Invitados todos al convite. Carentes las miradas de emociones. Vaciados completamente de la sonoridad propia de la vida. Aparecieron las personas. Los escuchamos a lo lejos con incomprensible prepotencia: compases inaudibles, senderos de manías solamente fomentadas por la avaricia del presente. Día a día llegando entre nosotros para darnos el espectáculo de la fanfarria absurda de su más tonta aventura: demostrarle a los demás las fantasías del presente que serán las bases de un prometedor porvenir. Ninguno cree en ellas.
Así sucedían las publicaciones del perfecto estado de la vida que ellos tienen, y que casualmente era el que anhelaban. Pasado, presente y futuro. Igual, similar, indistinto de la persona. La trama sucedía de la misma manera
Así eran ellos, así estaban todos en la fiesta. Charlas locuaces de ideas que sólo se sostenían porque todos aceptaban el decoro y la plenipotencia de los agasajados. La vida pasando en escalones. Poco a poco se iban cumpliendo. Miradas que esquivan la emoción real.
De pronto, el piano suena, y por el contorno de mi cuello me empieza a correr un frío totalmente reconocible. Miró a la mujer con la que estaba, y le digo “Humoresque no 7” con el dedo hacia el aire como diciendo “esto es lo que estamos escuchando” ella sonríe, me devuelve un: “Sumamente interesante”. Los dos habíamos entendido que no estábamos en la misma situación.
Yo estaba sorprendido al escuchar esa música, por lo mismo que a los otros les desagradó: Cuándo empezó a sonar todos guardamos un poco de silencio, las palabras empezaron a apagarse poco a poco. La pianista, dejó de tocar simplemente para ambientar la velada. Ahora era protagonista con una de las obras magistrales de Antonin Dvorak.
Observé esas caras, ellos querían, pero no querían. Sonando con felicidad infantil el tema nos iba llevando para las alegrías propias de la fiesta, sin embargo, en un momento, el piano rompe en una pequeña amargura para luego recuperarse. Las voces se apagan, las miradas se posan en la rebeldía del piano. El cuál había sido contratado para que ahí, en la mansión Krechmer suene música de ocasión para celebrar que el señor Abimael había logrado, por fin hacerse con una importante posición en una empresa de renombre internacional.
Y entre tanto, festín y charlas de ocasión sobre la vida de los otros. Entre tanto, charla con el supervisor de turno. Con el gerente al cuál todos le tienen miedo. Con sus lugartenientes hablando mal de él pero sonriendoles con alegría y confianza. En ese mismo lugar por unos instantes, pude notar los miedos, ansiedades, las intranquilidades de esos seres humanos.

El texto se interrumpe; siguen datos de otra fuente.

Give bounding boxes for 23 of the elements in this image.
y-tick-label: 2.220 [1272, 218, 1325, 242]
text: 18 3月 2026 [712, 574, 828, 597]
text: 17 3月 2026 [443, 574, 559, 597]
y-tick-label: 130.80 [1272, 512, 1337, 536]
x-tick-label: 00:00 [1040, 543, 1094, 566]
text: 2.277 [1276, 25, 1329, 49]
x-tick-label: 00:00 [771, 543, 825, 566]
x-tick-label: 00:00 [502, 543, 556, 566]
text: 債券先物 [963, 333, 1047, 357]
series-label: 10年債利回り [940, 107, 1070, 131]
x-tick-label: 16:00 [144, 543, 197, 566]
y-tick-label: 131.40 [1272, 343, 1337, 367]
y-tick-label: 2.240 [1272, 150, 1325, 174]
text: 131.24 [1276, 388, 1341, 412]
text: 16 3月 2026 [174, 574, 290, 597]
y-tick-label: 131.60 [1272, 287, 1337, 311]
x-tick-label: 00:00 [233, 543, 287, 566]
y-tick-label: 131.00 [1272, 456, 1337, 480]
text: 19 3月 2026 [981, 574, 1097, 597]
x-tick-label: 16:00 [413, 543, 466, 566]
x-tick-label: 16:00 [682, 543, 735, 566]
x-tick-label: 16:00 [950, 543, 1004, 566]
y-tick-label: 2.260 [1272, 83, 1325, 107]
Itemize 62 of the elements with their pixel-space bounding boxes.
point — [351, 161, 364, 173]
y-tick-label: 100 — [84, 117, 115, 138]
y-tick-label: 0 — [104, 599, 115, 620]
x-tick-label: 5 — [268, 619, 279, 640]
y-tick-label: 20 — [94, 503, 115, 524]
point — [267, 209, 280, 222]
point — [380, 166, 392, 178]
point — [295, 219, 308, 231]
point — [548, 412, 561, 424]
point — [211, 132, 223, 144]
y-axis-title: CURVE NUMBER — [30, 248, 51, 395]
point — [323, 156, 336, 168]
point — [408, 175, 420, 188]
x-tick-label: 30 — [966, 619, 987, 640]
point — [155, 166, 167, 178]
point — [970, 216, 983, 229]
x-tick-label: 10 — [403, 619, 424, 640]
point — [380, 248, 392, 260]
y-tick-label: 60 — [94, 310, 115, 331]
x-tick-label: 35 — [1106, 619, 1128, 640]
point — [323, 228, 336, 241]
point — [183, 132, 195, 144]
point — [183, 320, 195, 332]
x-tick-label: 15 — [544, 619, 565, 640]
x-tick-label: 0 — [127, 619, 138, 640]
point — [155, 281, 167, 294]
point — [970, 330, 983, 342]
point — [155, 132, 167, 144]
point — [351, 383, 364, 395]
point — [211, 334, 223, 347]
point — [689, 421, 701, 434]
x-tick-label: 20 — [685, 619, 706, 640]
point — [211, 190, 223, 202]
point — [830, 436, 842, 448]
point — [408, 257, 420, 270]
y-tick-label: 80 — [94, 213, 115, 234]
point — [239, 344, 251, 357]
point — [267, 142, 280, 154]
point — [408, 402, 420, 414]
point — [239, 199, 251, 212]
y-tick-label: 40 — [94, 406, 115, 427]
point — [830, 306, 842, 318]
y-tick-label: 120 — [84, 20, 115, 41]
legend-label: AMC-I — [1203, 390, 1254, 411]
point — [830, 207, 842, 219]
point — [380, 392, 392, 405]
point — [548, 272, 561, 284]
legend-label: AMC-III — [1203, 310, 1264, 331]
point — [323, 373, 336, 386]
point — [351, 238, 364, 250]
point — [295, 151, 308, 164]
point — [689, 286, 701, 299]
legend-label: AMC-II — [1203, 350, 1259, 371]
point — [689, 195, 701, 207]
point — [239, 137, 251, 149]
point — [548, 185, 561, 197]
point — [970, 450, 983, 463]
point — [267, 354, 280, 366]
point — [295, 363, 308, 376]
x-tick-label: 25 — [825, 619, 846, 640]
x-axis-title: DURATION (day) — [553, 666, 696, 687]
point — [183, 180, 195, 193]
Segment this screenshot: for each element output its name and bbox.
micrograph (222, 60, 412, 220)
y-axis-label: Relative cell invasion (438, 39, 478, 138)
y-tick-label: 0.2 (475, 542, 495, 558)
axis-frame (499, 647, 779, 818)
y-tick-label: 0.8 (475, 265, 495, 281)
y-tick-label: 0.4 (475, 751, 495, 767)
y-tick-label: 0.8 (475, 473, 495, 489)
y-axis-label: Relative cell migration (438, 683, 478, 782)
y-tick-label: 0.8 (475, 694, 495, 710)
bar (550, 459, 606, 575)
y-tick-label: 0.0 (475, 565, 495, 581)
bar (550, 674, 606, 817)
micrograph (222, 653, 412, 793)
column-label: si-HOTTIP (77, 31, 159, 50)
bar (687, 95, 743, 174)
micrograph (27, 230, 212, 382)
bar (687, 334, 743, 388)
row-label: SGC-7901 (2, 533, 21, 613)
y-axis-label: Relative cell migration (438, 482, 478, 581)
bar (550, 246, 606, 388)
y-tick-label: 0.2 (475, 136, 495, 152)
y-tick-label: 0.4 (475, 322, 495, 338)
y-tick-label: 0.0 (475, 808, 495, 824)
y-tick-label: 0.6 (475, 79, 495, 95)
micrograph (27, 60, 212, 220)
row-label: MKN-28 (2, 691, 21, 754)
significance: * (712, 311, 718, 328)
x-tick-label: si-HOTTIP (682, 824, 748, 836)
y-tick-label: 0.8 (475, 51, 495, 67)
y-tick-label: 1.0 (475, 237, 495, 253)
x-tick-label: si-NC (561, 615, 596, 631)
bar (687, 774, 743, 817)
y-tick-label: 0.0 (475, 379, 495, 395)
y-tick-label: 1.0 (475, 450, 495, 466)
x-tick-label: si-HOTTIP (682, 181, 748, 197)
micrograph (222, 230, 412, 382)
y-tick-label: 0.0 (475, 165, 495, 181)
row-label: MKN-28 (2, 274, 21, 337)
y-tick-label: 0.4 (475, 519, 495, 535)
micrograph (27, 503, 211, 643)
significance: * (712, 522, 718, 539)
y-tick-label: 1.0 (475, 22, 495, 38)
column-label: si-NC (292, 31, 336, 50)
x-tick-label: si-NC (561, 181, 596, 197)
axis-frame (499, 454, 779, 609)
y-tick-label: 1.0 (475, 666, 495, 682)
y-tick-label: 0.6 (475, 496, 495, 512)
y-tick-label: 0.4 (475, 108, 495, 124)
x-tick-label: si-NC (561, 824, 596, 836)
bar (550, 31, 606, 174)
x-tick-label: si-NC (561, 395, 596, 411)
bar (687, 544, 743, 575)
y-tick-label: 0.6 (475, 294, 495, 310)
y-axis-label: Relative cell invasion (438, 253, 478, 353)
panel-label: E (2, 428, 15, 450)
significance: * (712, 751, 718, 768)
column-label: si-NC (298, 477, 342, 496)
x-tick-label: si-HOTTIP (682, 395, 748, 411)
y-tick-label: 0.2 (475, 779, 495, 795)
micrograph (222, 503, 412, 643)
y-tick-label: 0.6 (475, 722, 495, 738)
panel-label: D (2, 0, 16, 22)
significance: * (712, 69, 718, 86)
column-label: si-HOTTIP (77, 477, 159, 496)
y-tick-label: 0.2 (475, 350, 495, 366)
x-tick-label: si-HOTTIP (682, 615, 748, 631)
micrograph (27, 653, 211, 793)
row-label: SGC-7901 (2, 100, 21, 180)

Por unos instantes él pudo observar en su esplendor las humanas emociones que habitualmente quedaban al costado en las promesas de atardeceres perfectos, amores propuestos, inteligencias supremas y trabajos espectaculares.
Luego de que, animosamente se le acercaran a la pianista para sugerirle que trate de tocar algo que produzca menos eco, el piano estuvo sonando de ambiente. Y, nuevamente, ahogada la reflexión por la comedia. Empezó la velada a agilizarse al ritmo de alguna que otra tonada brasileña. La conjura de los necios reapareció y apagó la pequeña llama de libertad que había encendido nuestra valiente heroína.
La promesa de bienestar general, y de mejoras para todos estaba llegando. Como tenía fama de cínica, descreída y muchas otras verdades empecé a vagabundear por las diferentes salas de la casa. Hasta que llegué a la parte dónde se encontraba el piano y la pianista.
Observé las fotos protocolares. Abrazo en el atardecer del mal, propuesta en parís, candado en algún puente, sostener alguna torre italiana, foto en restaurante giratorio. Felicidades, y alegrías atronadoras, estaba llegando a su fin, y la última línea de luz, coincidía con el fin del día y el inicio de la noche. El piano se apaga, con él vuelven a fluir las normalidades del mundo. La pianista me miró. Yo le dije que sí me había emocionado Antonín Dvořák. Me aburrí en el la velada, pero gané una amiga.